Come accaduto nel 1858, quando già agli ebrei del Piemonte erano stati concessi i diritti civili e politici. Quando, nella Bologna dei Papi, un di 6 anni venne battezzato in segreto dalla governante e poi rapito dalle guardie del Papa per essere cresciuto a Roma.
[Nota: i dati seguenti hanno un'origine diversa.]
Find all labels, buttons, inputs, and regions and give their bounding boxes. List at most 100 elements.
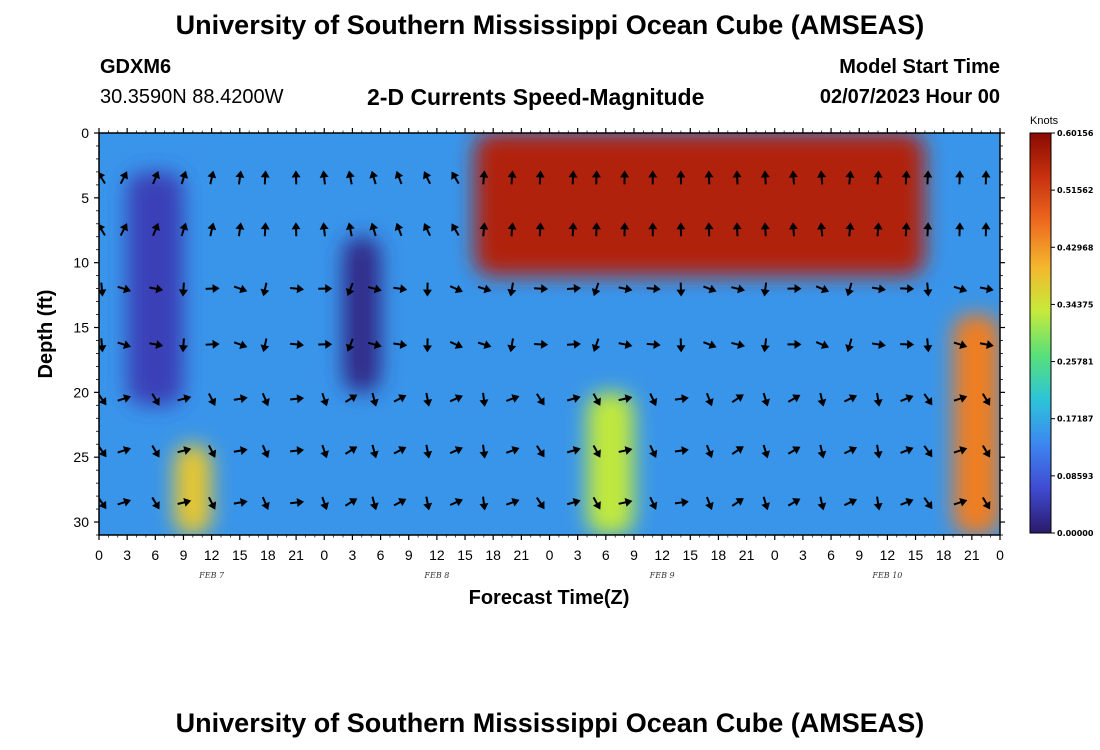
- current-arrow: [290, 446, 305, 456]
- current-arrow-head: [981, 222, 991, 230]
- current-arrow-head: [982, 397, 991, 406]
- current-arrow: [149, 340, 164, 349]
- current-arrow: [535, 170, 545, 185]
- current-arrow-head: [905, 394, 914, 403]
- current-arrow: [703, 340, 717, 349]
- x-tick-label: 0: [320, 547, 328, 563]
- current-arrow-head: [296, 446, 305, 456]
- current-arrow: [704, 170, 714, 185]
- x-tick-label: 6: [151, 547, 159, 563]
- current-arrow-head: [260, 170, 270, 178]
- current-arrow-head: [423, 398, 433, 407]
- current-arrow: [117, 340, 132, 349]
- date-label: FEB 7: [198, 571, 225, 580]
- current-arrow: [208, 496, 217, 510]
- current-arrow: [233, 340, 248, 349]
- current-arrow-head: [454, 340, 463, 349]
- current-arrow-head: [923, 170, 933, 178]
- current-arrow-head: [959, 446, 968, 455]
- current-arrow: [705, 496, 714, 511]
- current-arrow: [291, 222, 301, 237]
- current-arrow-head: [261, 501, 270, 510]
- current-arrow-head: [591, 343, 601, 352]
- x-tick-label: 9: [405, 547, 413, 563]
- current-arrow-head: [151, 222, 160, 232]
- heatmap-region: [174, 444, 212, 535]
- x-tick-label: 21: [964, 547, 980, 563]
- current-arrow: [394, 222, 404, 237]
- current-arrow: [845, 338, 854, 353]
- current-arrow: [319, 222, 329, 237]
- y-tick-label: 15: [73, 320, 89, 336]
- current-arrow-head: [373, 284, 382, 294]
- current-arrow: [291, 170, 301, 185]
- current-arrow-head: [483, 340, 492, 349]
- current-arrow-head: [649, 449, 658, 458]
- current-arrow: [151, 222, 160, 237]
- current-arrow-head: [325, 284, 333, 294]
- current-arrow: [761, 444, 770, 459]
- current-arrow: [815, 284, 830, 294]
- x-tick-label: 3: [349, 547, 357, 563]
- current-arrow: [507, 338, 517, 353]
- current-arrow-head: [760, 289, 770, 297]
- current-arrow-head: [905, 446, 914, 455]
- current-arrow: [422, 223, 432, 237]
- current-arrow-head: [906, 339, 915, 349]
- current-arrow: [117, 497, 132, 507]
- x-tick-label: 18: [485, 547, 501, 563]
- current-arrow-head: [296, 394, 305, 404]
- current-arrow-head: [924, 448, 933, 458]
- current-arrow: [592, 444, 601, 458]
- current-arrow-head: [99, 448, 107, 458]
- current-arrow: [845, 222, 855, 237]
- current-arrow-head: [648, 222, 658, 230]
- current-arrow-head: [208, 449, 217, 458]
- current-arrow: [477, 340, 492, 349]
- heatmap-region: [343, 236, 381, 393]
- current-arrow: [923, 170, 933, 185]
- current-arrow-head: [479, 170, 489, 178]
- current-arrow-head: [208, 501, 217, 510]
- current-arrow: [235, 222, 245, 237]
- current-arrow-head: [178, 289, 188, 297]
- current-arrow: [178, 338, 188, 353]
- current-arrow-head: [348, 498, 358, 506]
- speed-heatmap: [99, 133, 1000, 535]
- x-tick-label: 3: [123, 547, 131, 563]
- colorbar-tick-label: 0.51562: [1057, 186, 1093, 195]
- current-arrow-head: [235, 170, 245, 179]
- current-arrow-head: [260, 344, 270, 353]
- current-arrow: [449, 340, 463, 349]
- current-arrow: [649, 392, 658, 407]
- current-arrow: [844, 446, 858, 455]
- current-arrow: [592, 393, 601, 406]
- colorbar: Knots 0.60156 0.51562 0.42968 0.34375 0.2578…: [1029, 115, 1094, 538]
- current-arrow-head: [422, 345, 432, 353]
- current-arrow: [844, 498, 858, 507]
- current-arrow: [344, 498, 358, 507]
- current-arrow-head: [737, 284, 745, 294]
- current-arrow: [787, 498, 801, 507]
- current-arrow-head: [592, 397, 601, 406]
- current-arrow-head: [99, 500, 107, 510]
- current-arrow: [568, 170, 578, 185]
- station-coordinates: 30.3590N 88.4200W: [100, 86, 284, 108]
- current-arrow: [568, 222, 578, 237]
- colorbar-tick-label: 0.34375: [1057, 300, 1094, 309]
- current-arrow-head: [369, 502, 379, 511]
- current-arrow-head: [568, 222, 578, 230]
- colorbar-tick-label: 0.00000: [1057, 529, 1094, 538]
- current-arrow-head: [399, 340, 408, 349]
- current-arrow: [208, 444, 217, 458]
- current-arrow: [923, 282, 933, 297]
- current-arrow-head: [792, 446, 801, 455]
- colorbar-tick-label: 0.17187: [1057, 415, 1093, 424]
- current-arrow: [844, 394, 858, 403]
- x-tick-label: 0: [771, 547, 779, 563]
- current-arrow: [900, 284, 915, 294]
- current-arrow-head: [535, 222, 545, 230]
- current-arrow: [505, 394, 520, 403]
- current-arrow-head: [99, 397, 107, 406]
- current-arrow-head: [239, 446, 248, 455]
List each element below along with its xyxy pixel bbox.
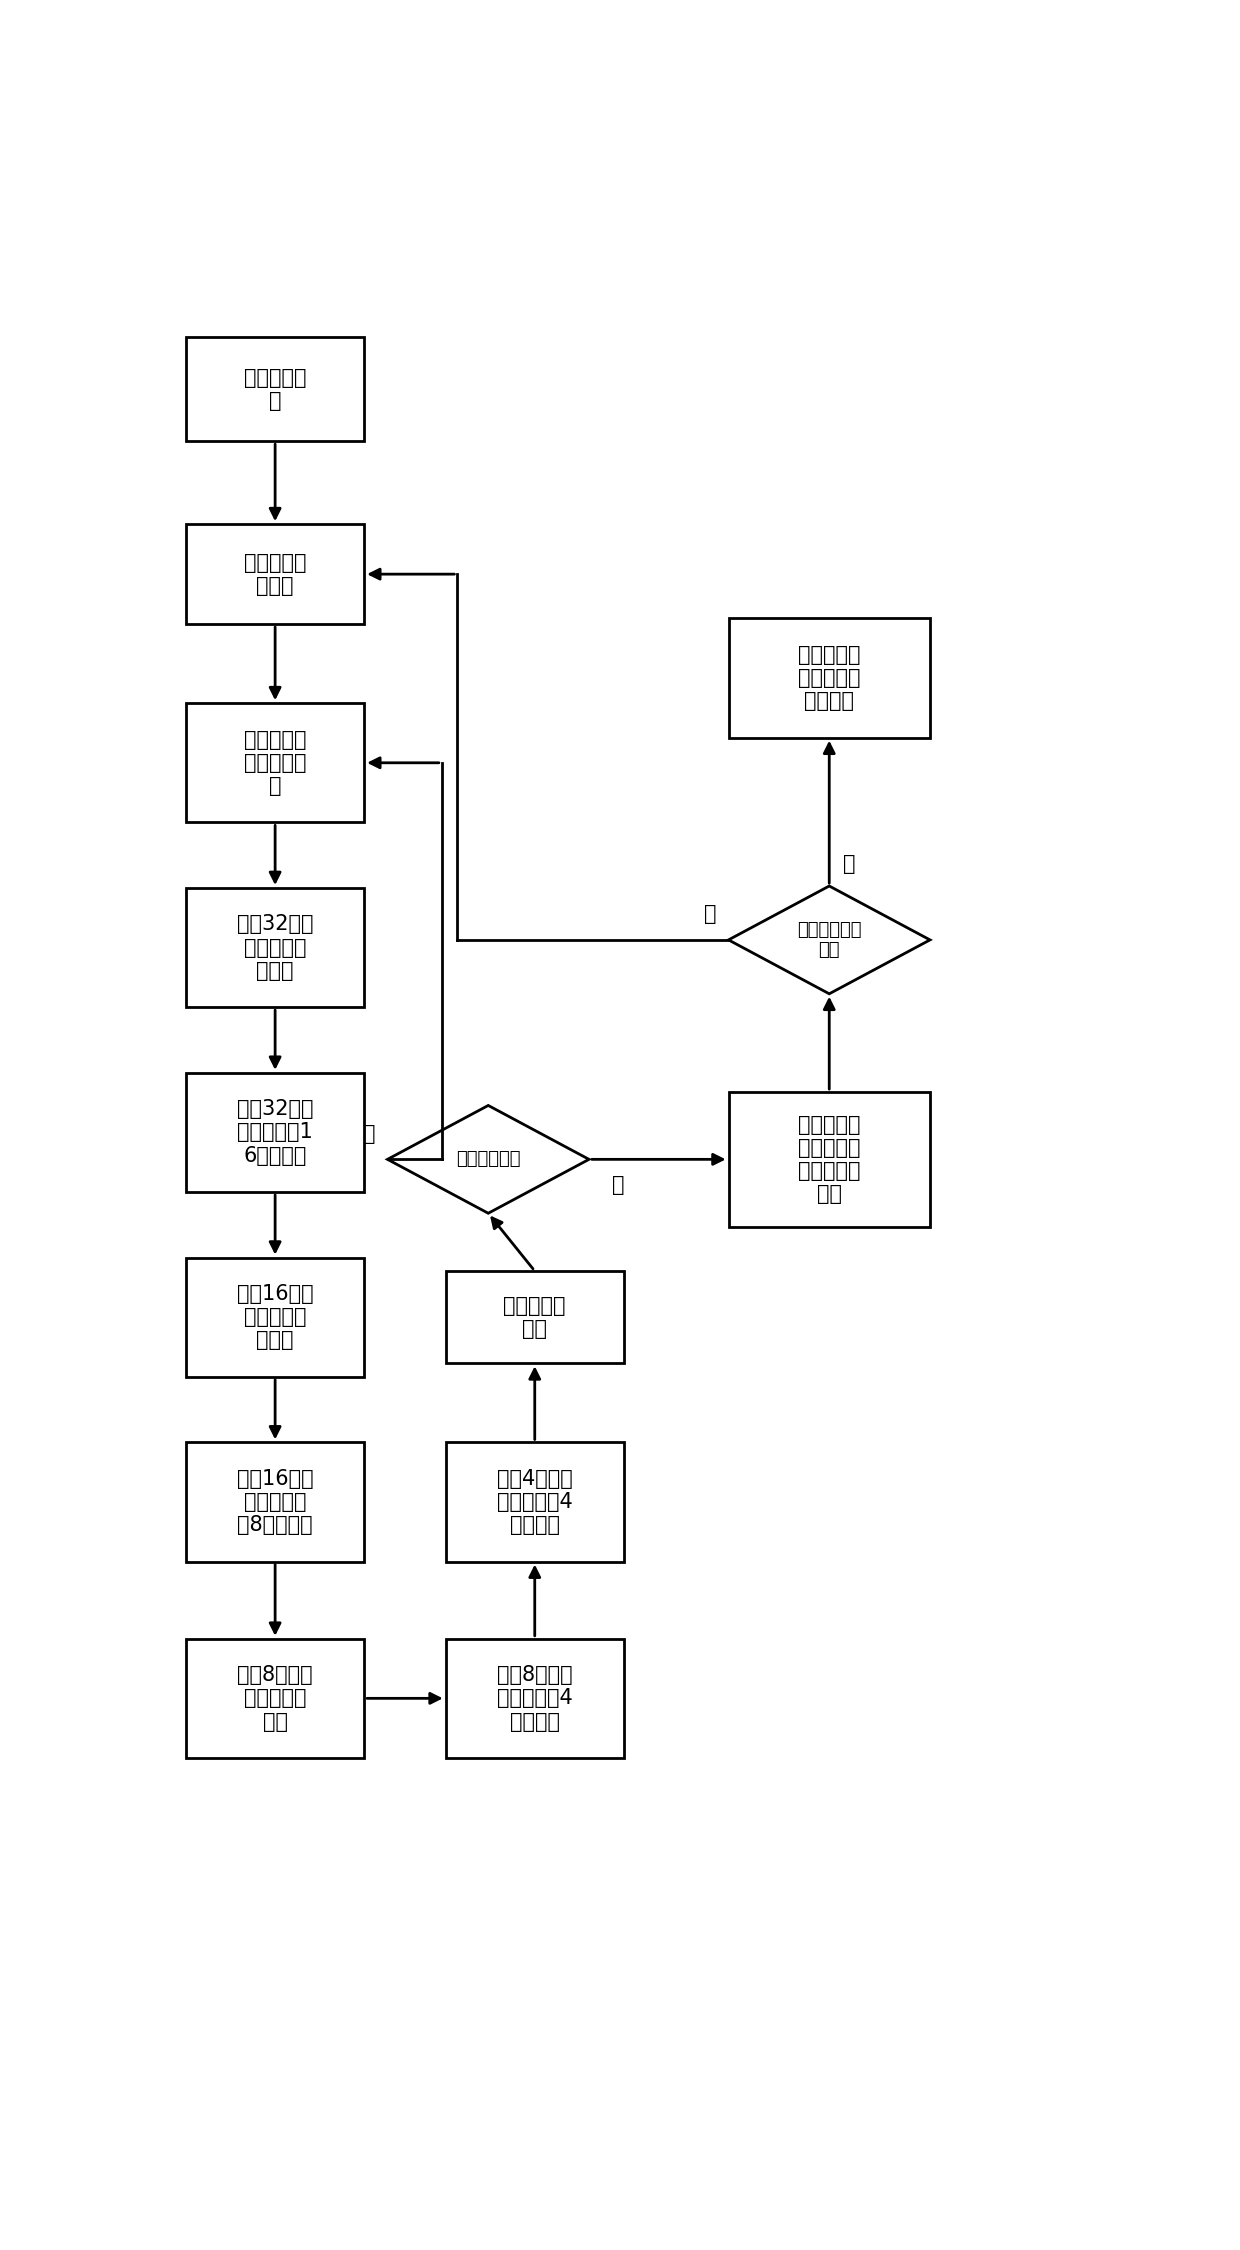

Si chiamava Edgardo Mortara e il suo caso, ricostruito nei dettagli da una pronipote, la studiosa Elèna Mortara, creò subito scandalo anche se non bastò a cambiare il destino del bambino ebreo che diventerà cardinale. In mostra il celebre quadro «Il rapimento di Edgardo Mortara» di Oppenheim, perduto da circa 150 anni e riscoperto nel 2013, esposto insieme ai documenti dell’Archivio eredi famiglia Alberto Mortara. Una vicenda che Steven Spielberg ha sperato a lungo di portare al cinema e che sarà al centro del nuovo film di Marco Bellocchio, «La conversione», di cui prosegue il casting in Emilia-Romagna. Al termine della mostra ferrarese riviste e lettere introducono a una nuova utopia, la nascita di uno Stato ebraico in Palestina, che trova in Ferrara una sponda di rilievo. Alla fine dell’itinerario il baule della crocerossina Matilde Levi, volontaria durante la Grande Guerra.
Un simbolo dell’identità italiana fortemente sentita già a partire dall’adesione ai moti risorgimentali e tradita anni dopo con le persecuzioni. Quando gli ebrei italiani saranno considerati dal fascismo italiani da mettere fuori, dalla società, dal lavoro, dai diritti, dalla vita.